ALDERMAN PENDERGAST
"GETTING TIRED."
"I Am Getting Tired of This Utilities Controversy"
-- Alderman Pendergast in the Council
Meeting Last Night.
Here is a note of cheer for the friends of a Public Utilities commission from an unexpected source. When Alderman Pendergast begins to display signs of weariness it is then time for the fighters on the other side to "buck up" and put new spirit in the game. Not meaning, of course, that as long as Alderman Pendergast holds out there is no use to contend against him, or that he can hold the fort in the Lower House against all comers, or that he is invincible, or anything of that kind; but meaning, nevertheless, that he does cut considerable ice in the Council and in local politics, and that it is more encouraging to the cause inviting his opposition to see him inclined to capitulate than to witness a disposition on his part to persist in an attitude of defiance, even when he knows and the public knows that such a position is futile.
In short, it foreshadows something when Alderman Pendergast gets tired and proposes to quit. And more indicative, by far, is such a confession coming from a man who is husky and tenacious than would be that style of admission by a "welcher" who is given to squealing before he is hurt. Of this latter breed Alderman Pendergast is not a sample. It is only fair to him to say that he is "nervy" on any reasonable margin, and that his instinct and habit is to play the game as long as he can see anything in it.
But you may have noticed that this sort of pluck is not to be confounded with the foolish temerity that leads men to batter up their heads against stone walls. It is habitually combined with the brand of shrewdness that causes even the most obstinate fighters to know when they have had enough and to realize when they are up against a losing proposition.
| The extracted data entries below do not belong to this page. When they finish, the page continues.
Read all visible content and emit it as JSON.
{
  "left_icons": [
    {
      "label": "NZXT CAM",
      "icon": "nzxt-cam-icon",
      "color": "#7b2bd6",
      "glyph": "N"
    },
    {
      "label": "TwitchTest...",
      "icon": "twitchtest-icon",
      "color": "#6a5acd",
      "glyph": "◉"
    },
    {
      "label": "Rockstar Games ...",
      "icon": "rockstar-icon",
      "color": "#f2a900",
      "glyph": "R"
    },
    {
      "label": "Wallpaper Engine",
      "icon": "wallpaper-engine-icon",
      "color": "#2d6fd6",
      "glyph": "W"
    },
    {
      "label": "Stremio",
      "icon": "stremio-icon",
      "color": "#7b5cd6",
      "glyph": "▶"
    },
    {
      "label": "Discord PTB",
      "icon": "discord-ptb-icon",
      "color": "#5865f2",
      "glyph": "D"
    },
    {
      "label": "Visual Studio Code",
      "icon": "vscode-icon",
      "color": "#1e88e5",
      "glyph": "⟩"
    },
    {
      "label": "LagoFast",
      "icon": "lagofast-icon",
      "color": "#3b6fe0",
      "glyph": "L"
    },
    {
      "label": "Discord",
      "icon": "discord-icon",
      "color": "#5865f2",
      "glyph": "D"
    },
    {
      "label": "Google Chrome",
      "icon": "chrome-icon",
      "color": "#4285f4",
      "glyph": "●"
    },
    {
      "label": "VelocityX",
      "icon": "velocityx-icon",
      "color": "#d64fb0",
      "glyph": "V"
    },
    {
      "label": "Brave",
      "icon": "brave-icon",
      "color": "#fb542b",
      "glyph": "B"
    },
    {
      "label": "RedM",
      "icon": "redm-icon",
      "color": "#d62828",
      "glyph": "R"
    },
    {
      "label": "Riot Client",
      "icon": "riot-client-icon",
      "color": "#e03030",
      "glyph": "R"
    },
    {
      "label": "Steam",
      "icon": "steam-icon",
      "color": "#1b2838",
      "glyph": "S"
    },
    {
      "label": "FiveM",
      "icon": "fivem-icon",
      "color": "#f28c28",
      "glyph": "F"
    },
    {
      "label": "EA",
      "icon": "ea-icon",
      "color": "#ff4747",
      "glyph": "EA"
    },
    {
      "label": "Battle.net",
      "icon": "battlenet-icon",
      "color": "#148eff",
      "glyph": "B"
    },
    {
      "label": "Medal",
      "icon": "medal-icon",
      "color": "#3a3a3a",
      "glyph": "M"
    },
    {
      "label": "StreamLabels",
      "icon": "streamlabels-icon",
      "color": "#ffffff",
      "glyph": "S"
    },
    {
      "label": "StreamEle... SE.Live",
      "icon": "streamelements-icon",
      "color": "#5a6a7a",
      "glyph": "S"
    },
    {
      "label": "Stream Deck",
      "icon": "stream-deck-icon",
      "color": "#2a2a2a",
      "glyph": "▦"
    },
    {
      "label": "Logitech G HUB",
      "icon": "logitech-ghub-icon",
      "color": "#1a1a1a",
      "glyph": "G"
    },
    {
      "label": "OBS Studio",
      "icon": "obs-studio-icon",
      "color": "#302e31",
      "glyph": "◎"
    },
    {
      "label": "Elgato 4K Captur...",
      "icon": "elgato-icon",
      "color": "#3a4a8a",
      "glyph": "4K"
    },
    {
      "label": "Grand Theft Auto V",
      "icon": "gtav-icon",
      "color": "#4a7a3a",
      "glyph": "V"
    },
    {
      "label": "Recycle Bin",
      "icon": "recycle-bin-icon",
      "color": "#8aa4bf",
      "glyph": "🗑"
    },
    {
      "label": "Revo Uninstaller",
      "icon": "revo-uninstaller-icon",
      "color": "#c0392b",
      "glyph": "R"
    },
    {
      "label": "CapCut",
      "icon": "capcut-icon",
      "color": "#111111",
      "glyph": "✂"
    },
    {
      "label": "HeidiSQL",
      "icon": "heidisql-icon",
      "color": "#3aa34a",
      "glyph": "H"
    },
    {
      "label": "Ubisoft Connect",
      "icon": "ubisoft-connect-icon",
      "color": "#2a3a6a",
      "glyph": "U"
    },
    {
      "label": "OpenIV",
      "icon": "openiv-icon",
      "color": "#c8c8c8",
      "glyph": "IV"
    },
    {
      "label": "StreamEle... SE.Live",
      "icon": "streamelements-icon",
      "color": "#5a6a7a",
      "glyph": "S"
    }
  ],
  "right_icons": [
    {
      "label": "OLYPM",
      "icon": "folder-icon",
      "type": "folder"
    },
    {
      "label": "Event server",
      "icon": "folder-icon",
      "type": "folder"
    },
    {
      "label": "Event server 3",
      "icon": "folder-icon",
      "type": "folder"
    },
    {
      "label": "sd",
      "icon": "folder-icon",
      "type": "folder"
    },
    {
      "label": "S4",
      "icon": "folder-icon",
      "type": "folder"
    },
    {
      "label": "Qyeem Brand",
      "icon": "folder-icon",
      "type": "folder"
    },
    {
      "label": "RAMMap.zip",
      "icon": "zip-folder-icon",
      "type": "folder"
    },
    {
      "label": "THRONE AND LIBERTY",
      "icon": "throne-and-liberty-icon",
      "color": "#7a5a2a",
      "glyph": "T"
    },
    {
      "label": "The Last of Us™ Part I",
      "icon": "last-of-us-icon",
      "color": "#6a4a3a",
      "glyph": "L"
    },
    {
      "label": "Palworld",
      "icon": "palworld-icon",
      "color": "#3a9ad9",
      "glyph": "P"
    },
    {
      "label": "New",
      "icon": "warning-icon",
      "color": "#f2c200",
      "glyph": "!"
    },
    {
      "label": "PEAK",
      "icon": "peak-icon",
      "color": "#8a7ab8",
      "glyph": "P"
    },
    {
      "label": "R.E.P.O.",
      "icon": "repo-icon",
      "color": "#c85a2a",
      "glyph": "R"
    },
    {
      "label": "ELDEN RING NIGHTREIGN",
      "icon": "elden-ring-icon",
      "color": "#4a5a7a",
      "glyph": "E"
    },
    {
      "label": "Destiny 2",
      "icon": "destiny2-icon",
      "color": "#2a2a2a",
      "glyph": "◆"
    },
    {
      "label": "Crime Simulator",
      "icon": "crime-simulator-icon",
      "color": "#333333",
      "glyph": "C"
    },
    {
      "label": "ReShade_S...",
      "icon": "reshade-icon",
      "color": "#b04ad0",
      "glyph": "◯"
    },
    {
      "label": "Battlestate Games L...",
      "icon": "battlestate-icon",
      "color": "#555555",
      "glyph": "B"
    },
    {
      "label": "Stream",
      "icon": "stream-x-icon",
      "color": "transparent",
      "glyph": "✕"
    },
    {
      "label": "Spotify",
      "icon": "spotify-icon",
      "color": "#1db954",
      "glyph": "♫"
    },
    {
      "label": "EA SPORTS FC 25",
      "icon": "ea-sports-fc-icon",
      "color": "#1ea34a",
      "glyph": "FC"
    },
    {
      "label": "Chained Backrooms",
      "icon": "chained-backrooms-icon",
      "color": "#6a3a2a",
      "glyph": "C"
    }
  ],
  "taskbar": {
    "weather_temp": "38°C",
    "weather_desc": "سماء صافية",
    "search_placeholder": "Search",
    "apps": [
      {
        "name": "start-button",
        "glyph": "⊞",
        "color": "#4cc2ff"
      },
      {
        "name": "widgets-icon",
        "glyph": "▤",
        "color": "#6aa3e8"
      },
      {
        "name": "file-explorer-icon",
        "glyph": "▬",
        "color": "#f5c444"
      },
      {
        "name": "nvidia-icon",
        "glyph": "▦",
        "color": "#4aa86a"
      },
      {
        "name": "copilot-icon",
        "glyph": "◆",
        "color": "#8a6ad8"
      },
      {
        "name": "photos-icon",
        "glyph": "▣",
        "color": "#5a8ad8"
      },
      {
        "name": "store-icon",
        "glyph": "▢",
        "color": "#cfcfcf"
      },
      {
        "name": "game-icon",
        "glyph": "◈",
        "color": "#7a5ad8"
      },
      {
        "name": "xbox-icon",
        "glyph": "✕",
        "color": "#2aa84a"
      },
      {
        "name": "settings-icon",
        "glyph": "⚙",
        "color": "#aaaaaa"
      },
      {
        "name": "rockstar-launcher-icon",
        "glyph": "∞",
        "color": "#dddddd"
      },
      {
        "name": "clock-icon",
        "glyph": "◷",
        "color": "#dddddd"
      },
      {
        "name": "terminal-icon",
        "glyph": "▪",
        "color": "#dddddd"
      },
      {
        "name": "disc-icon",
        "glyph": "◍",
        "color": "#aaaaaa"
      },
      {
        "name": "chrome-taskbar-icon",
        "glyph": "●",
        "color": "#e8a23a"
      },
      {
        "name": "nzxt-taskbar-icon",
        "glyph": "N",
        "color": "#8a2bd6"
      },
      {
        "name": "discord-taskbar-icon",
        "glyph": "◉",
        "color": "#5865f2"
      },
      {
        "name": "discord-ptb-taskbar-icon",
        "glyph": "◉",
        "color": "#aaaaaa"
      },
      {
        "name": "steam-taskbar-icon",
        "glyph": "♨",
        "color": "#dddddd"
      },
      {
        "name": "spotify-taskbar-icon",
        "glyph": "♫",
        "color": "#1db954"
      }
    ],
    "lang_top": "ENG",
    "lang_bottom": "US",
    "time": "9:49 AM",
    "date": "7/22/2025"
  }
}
Alderman Pendergast, we must remember, has been in the Council for seventeen consecutive years. This means that he is no slouch of a politician. It indicates that he keeps his fingers on the pulse of his constituency, so to speak. He is engaged in a business which brings him in touch with the people who send him to the Council, and he must have learned that wage earners and the common run of voters are not going to pay onerous tribute to the corporations -- if they know it -- for the mere sake of politics. In the wards of all the Aldermen in the Lower House who are fighting for the corporations, the people are directly concerned in good service by the Public Utilities at a fair price. You can't convince people who know enough to live in Kansas City, that is is sane or reasonable to sacrifice their own interests to those of the corporations. Groves and Bulger and Woolf and Launder and others seem to think you can. But don't forget that the man who talks about getting tired, knows more politics and can see farther ahead than all of the other corporation allies in the Lower House, and it may be suspected, too, that he had found out that there are other folks whom he sees frequently and talks with "close down" who are "getting tired" also.